The row began a fortnight ago when the Advertiser revealed North Yorkshire County Council’s (NYCC) scheme to replace around 900 of these cast-iron columns, which have stood since Victorian times. Originally designed for gas lamps, most have stood since the 1840s and were converted to electricity in the 1970s.
Now, NYCC says, they are too dangerous to preserve and they could soon to be replaced with standard steel columns , at a total cost of £810,000.
“The columns pose a potential threat to public safety, and must be replaced,” said County Coun Gareth Dadd, executive member for highways, in a letter to the Advertiser last week. “It is a pity that the realities of public spending in 2014 appear to be lost on some of your readers,” he added, in response to public outrage that the lamps would not be replaced like for like.

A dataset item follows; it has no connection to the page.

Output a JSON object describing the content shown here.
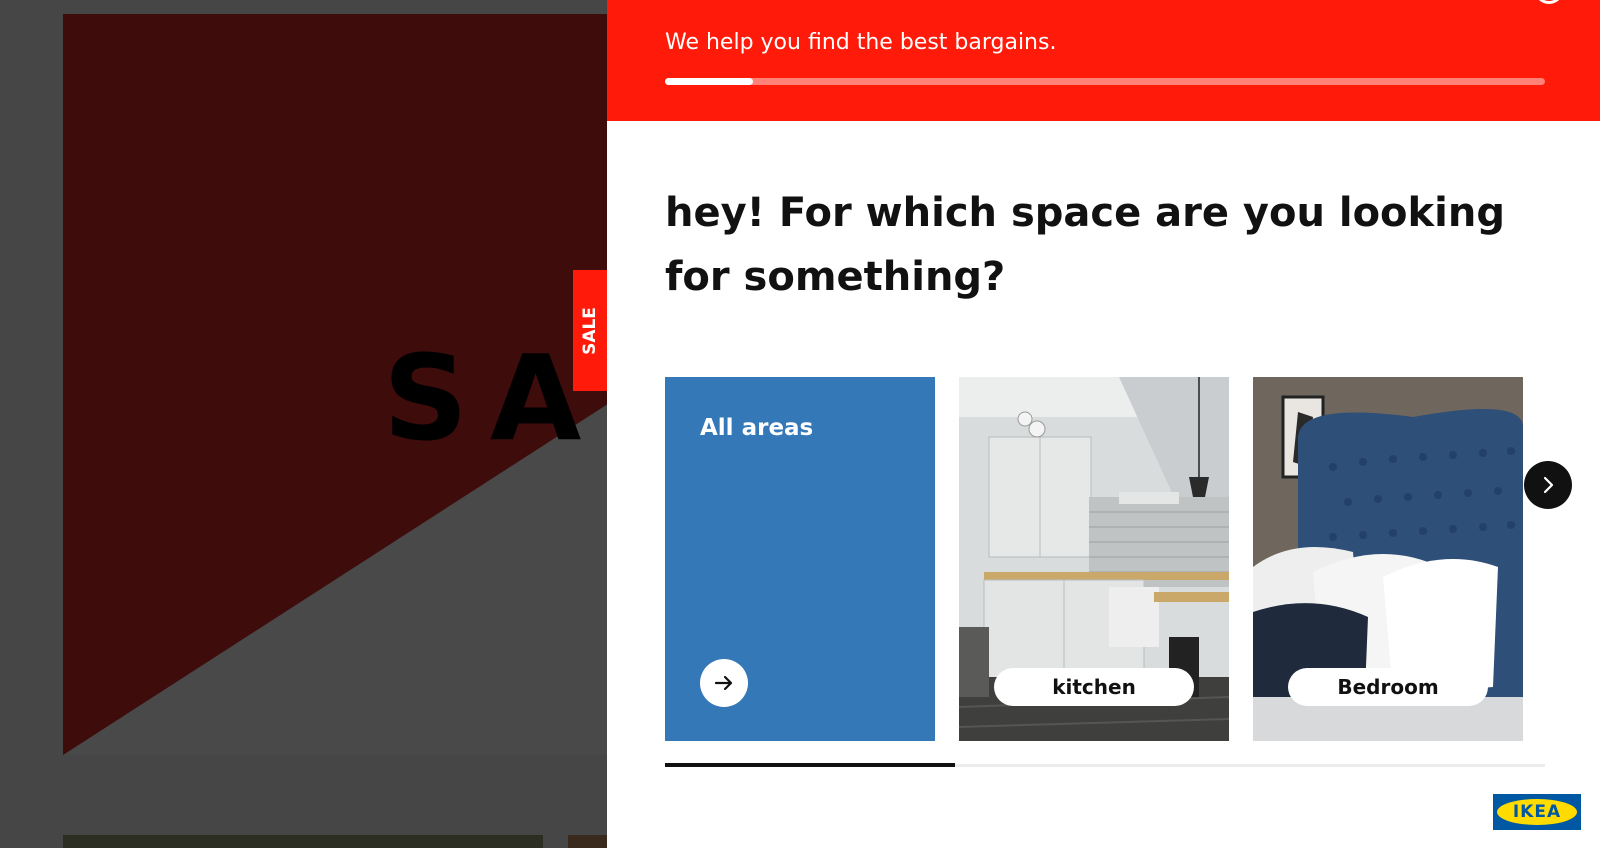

“It is impossible to justify spending so much more of the taxpayers’ money for purely aesthetic reasons.”
Coun Cooper said he is asking for a six-week suspension to reassess the lamps destined to be scrapped. He is also asking that any proceeds from the sale of the cast iron lamps be used to fund embellishment on the new ones, setting priority areas in parts of the town most visible to the public. He is also seeking talks to see what funding can be assigned, or if cash can be raised from heritage groups or individuals.